No, my dreams have been more of a compulsive nature, and many have focused on my teaching days. Last weekend, for example, on Saturday night I dreamt that I was back at the school where I taught, and there was a show being put up of the boys' woodshop creations. I was walking up the stairs as a parade of students passed me carrying wooden boats. The teacher goes by and says, proudly, "We spent $24,000 on the hulls alone!" In my dream, I got a little indignant about why they'd spend so much on model boat hulls, but I shouldn't have criticized, because the next scene was in the school dining hall/assembly room, where there was a ceramics show going on (what was with the arts and crafts?). This, apparently I'd had a part in, because the dream-Catherine (kind of like the dream-Laurey in Oklahoma!) is excellent at crafting jade-colored vases and japanese folding screens made entirely out of porcelain. At the end of that particular dream sequence, we switched to the outdoors, where I was running down an enormous field, jumping over imaginary hurdles in the manner of a gazelle.

Dream two: when I'm feeling awkward or nervous, I have a habit of stacking people's change. You know, all the quarters together, heads up, topped by the nickels, topped by pennies and then dimes? So last night, apparently something was going on, because I dreamt that I was in a field, sitting in a pile of spare change that I believe belonged to my best friend from third grade. I had coin sleeves and was gleefully gathering quarters to stack in them (I remember counting 101 before waking up). The strange thing about this dream is that I started to wake up in the middle of it and tried to stop myself because I was enjoying it so much.

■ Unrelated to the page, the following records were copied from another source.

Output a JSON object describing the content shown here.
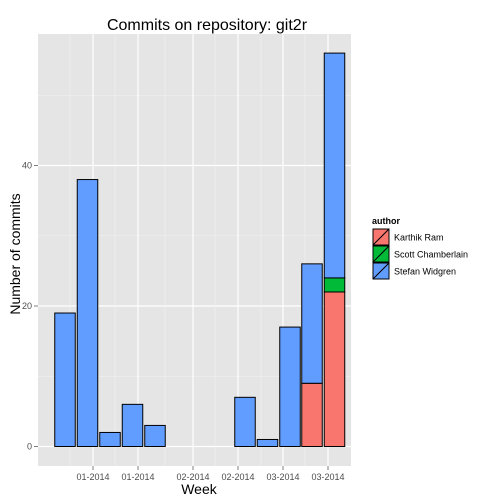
{
  "chart_data": {
    "type": "bar",
    "stacked": true,
    "title": "Commits on repository: git2r",
    "xlabel": "Week",
    "ylabel": "Number of commits",
    "ylim": [
      0,
      59
    ],
    "yticks": [
      0,
      20,
      40
    ],
    "x_tick_labels": [
      "01-2014",
      "01-2014",
      "02-2014",
      "02-2014",
      "03-2014",
      "03-2014"
    ],
    "legend": {
      "title": "author",
      "position": "right"
    },
    "grid": true,
    "series": [
      {
        "name": "Karthik Ram",
        "color": "#F8766D",
        "values": [
          0,
          0,
          0,
          0,
          0,
          0,
          0,
          0,
          0,
          0,
          0,
          9,
          22
        ]
      },
      {
        "name": "Scott Chamberlain",
        "color": "#00BA38",
        "values": [
          0,
          0,
          0,
          0,
          0,
          0,
          0,
          0,
          0,
          0,
          0,
          0,
          2
        ]
      },
      {
        "name": "Stefan Widgren",
        "color": "#619CFF",
        "values": [
          19,
          38,
          2,
          6,
          3,
          0,
          0,
          0,
          7,
          1,
          17,
          17,
          32
        ]
      }
    ]
  }
}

Then, after I'd fallen back asleep, I returned again to teaching, where I was giving a lesson on fractals to sixth graders, but instead of leading the class, one of my students was teaching me. He gave me an exercise sheet with half circles printed on it and told me to create fractals, then went off to assist the rest of the class. Lite FM was playing on an in-school stereo system that, surprisingly, I hadn't noticed during my two years at the actual school. When he came back to check on my progress, I hadn't been able to complete any of the exercises.

Gene, beat those!

2004.05.18

Multiplying by the Reciprocal in Iraq

Ways to tell that you feel a sense of concern and lack of control over current events: you dream that you have been sent to the sand dunes (?) of Iraq to teach people how to divide decimals. Thanks to a huge flood that passes through the dunes approximately every fifteen seconds of your dream, you are constantly thrown off track, being forced to deal with small American school boys collecting colored bottle caps and young girls collecting sea shells as you are thrown from dune to dune. Your parents are trying to arrange a midnight brunch at which the only thing on the menu is calamari, and you have just been evacuated from your plane, which has crashed into the ocean. Also involved: a red and yellow tricycle.

Interpretations?

2004.04.13

Money for my Grandmother

I am about to leave my parents' apartment to go to a casino, unclear why. My grandmother stops me, gives me three nickels, and says to bet them on "x, y and z" in the nickel slot machine. At the time, this makes sense. In the casino, I scurry around betting my own money, always winning, and am about to leave when I remember my grandmother's three nickels. I bet them, one at a time. X, nothing. Y, nothing. I go to hit Z but type in the wrong letter (because it is a "typing" slot machine) and begin to worry that by mistyping, I have now messed up fate--surely z would have won! Luckily for me, the machine claims an internal error and asks me to enter it again. I do so, and win $10,000, which comes out in a thick wad of 20s. Jumping with glee (oh, grandma will be so happy!) I ask the women behind the desk if they have an envelope (despite the fact that the wad of bills is a foot thick); they give me a blank check. And then, as I'm preparing to skip out of the casino to deliver the cash to gma, a brilliant idea hits me: I should start a line of underwear with a small velcro patch on the front, that corresponds to a penny/nickel with a small velcro patch on its back, and then you can call them your "lucky underwear" and wear them whenever you go gambling.